# mas é ...



## Maragato76

Tengo una duda con esta frase, que aparece en el siguiente contexto: es una chica que le dice a su amiga que quiere cambiar los pantalones que acaba de comprar y coger una talla más grande, a lo que responde su amiga:

* Ora essa! Nem penses nisso! Ficas tão gira com elas! *Vamos mas é embora*, que já é tarde demais.

La situación de ese mas y el verbo entre "ir embora" me descoloca un poco. Supongo que significa "*pero vamonos*".


----------



## Carfer

_'mas é'_ tem aqui uma função enfática. Na realidade, afora a ênfase, não acrescenta nada à frase, que poderia dizer-se simplesmente _'vamos embora'._ Usa-se, em geral, em situações em que queremos dar realce à nossa opção por contraponto a uma outra que não desejamos. Neste caso, quem diz prefere ir-se embora a ficar para trocar as calças por umas maiores.


----------



## Maragato76

¡*Carfer*, muito obrigado pela sua valiosa ajuda!


----------



## XiaoRoel

Yo lo traduciría así: _Pero vámonos ya_.


----------



## Maragato76

XiaoRoel said:


> Yo lo traduciría así: _Pero vámonos ya_.


 
Gracias *XiaoRoel*, también pillo tu apunte.


----------



## Maragato76

Estoy leyendo un diálogo de una lección de mi manual de texto. La acción transcurre en una casa, en la que la dueña le enseña las habitaciones a la amiga de su amiga y de repente dice: "*Mas vamos é preparar um café*". No puedo concebir que esa frase este bien construida. Sobra el verbo "ser" y la traducción es "pero vamos a preparar un café". Es de perogrullo, pero solo quiero confirmarlo...


----------



## Vanda

Maragato, quando falamos assim estamos sendo enfáticos. Por exemplo: o que eu vou fazer agora é dormir! 
Temos algumas discussões sobre o tema, deixe-me ver se acho.

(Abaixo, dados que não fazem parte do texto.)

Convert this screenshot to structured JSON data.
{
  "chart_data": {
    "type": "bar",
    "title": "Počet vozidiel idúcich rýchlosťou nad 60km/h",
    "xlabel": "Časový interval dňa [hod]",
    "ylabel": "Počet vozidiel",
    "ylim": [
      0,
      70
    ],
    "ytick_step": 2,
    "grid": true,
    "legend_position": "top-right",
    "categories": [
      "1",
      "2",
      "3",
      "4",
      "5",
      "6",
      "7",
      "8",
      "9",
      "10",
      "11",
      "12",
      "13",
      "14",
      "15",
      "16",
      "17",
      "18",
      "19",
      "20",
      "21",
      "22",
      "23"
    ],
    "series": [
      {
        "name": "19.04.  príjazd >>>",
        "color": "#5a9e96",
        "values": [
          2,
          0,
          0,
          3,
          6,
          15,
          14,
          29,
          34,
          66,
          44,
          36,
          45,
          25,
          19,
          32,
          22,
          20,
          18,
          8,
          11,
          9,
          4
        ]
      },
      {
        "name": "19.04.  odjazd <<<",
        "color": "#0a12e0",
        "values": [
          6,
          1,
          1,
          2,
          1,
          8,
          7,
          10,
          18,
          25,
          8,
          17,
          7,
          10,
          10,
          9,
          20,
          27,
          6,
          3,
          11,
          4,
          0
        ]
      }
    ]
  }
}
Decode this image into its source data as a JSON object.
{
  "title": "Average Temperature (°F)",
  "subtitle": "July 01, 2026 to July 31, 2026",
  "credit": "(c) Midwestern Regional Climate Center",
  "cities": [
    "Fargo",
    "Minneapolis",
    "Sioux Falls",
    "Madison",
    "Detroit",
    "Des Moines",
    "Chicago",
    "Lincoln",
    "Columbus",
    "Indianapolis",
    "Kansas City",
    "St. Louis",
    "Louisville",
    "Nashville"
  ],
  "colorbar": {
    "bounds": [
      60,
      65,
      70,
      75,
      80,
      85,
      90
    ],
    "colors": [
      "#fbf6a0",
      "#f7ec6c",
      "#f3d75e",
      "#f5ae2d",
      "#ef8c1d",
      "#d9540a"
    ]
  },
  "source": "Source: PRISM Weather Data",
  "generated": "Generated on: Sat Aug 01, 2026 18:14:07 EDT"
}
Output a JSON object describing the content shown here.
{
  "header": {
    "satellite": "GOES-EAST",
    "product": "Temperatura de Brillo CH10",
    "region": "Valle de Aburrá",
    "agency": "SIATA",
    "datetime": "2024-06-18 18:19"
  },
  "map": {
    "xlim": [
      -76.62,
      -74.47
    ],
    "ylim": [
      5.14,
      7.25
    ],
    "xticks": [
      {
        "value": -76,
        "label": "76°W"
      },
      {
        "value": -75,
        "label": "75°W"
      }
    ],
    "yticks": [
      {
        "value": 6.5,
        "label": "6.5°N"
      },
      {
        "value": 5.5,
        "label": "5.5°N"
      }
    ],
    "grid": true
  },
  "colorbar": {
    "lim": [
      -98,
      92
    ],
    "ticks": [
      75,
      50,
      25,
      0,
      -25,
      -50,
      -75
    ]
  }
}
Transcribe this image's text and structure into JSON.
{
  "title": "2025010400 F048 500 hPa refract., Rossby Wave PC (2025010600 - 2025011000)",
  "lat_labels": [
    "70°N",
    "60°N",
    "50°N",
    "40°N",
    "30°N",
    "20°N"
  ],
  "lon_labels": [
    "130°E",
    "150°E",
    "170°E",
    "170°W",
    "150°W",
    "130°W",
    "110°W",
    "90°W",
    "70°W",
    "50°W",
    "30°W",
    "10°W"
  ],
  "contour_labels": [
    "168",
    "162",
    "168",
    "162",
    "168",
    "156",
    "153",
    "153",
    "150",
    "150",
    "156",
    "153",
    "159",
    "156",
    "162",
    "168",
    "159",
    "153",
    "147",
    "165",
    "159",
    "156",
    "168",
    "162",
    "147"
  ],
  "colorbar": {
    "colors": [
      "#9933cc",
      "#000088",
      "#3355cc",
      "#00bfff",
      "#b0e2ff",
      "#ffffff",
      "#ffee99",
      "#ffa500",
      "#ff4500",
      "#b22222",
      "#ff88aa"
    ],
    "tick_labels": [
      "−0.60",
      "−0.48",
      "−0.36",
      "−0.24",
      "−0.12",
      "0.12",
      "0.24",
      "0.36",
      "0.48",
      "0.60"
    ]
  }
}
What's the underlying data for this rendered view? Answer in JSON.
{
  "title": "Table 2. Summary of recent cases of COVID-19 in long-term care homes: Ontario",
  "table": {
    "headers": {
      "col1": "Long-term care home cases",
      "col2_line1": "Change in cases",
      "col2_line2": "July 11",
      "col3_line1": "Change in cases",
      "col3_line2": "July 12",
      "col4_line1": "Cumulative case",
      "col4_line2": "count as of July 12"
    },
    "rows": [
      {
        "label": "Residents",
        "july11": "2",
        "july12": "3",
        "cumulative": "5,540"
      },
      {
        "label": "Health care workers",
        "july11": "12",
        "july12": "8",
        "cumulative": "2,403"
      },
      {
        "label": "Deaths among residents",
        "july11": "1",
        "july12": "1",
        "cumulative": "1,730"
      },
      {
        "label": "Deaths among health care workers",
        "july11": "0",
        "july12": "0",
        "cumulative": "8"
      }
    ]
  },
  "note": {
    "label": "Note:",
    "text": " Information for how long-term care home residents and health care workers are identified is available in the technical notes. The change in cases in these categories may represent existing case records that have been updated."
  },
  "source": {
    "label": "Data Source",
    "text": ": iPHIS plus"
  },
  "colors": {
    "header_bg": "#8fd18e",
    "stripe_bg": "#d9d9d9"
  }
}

Ah, foi você mesmo quem perguntou.... 

Juntei....


----------



## Maragato76

Vanda said:


> Maragato, quando falamos assim estamos sendo enfáticos. Por exemplo: o que eu vou fazer agora é dormir!
> Temos algumas discussões sobre o tema, deixe-me ver se acho.
> 
> Ah, foi você mesmo quem perguntou....
> 
> Juntei....


 
 Mis disculpas, *Vanda*, por no prestar atención, pero creía que solo se enfatizaba con estas tres palabras simultáneamente "más é embora". Esta situación es un poco distinta, a ver si se me queda en la cabeza.


----------



## Vanda

É apenas uma variação da outra construção:
vamos, mas é embora
vamos, mas é fazer café
vou é dormir
vou, mas é dormir

Enfatizando que se eu/nós vou/vamos fazer algo, o que vamos fazer não é aquilo que a outra pessoa pensa, mas sim: dormir, fazer café, etc.


----------



## Carfer

E acrescentando aos exemplos da Vanda, não usamos '_é_' apenas com o verbo '_ir_'. Podemos usar a mesma construção com muitos outros verbos:
_'Trata é de trabalhar'_
_'Larga mas é isso'_ (esta é bem esquisita, não é?)
_'Vê bem é o que diz esse documento'_
_'Não ponhas é cá mais os pés!_'
_'Anda mas é comer!_', etc.
As possibilidades são infinitas.


----------



## Istriano

Como vocês falam: 
_Eu queria é deixar tudo agora _ou _Eu queria era deixar tudo agora...
Se você quis é partir... ou Se você quis foi partir...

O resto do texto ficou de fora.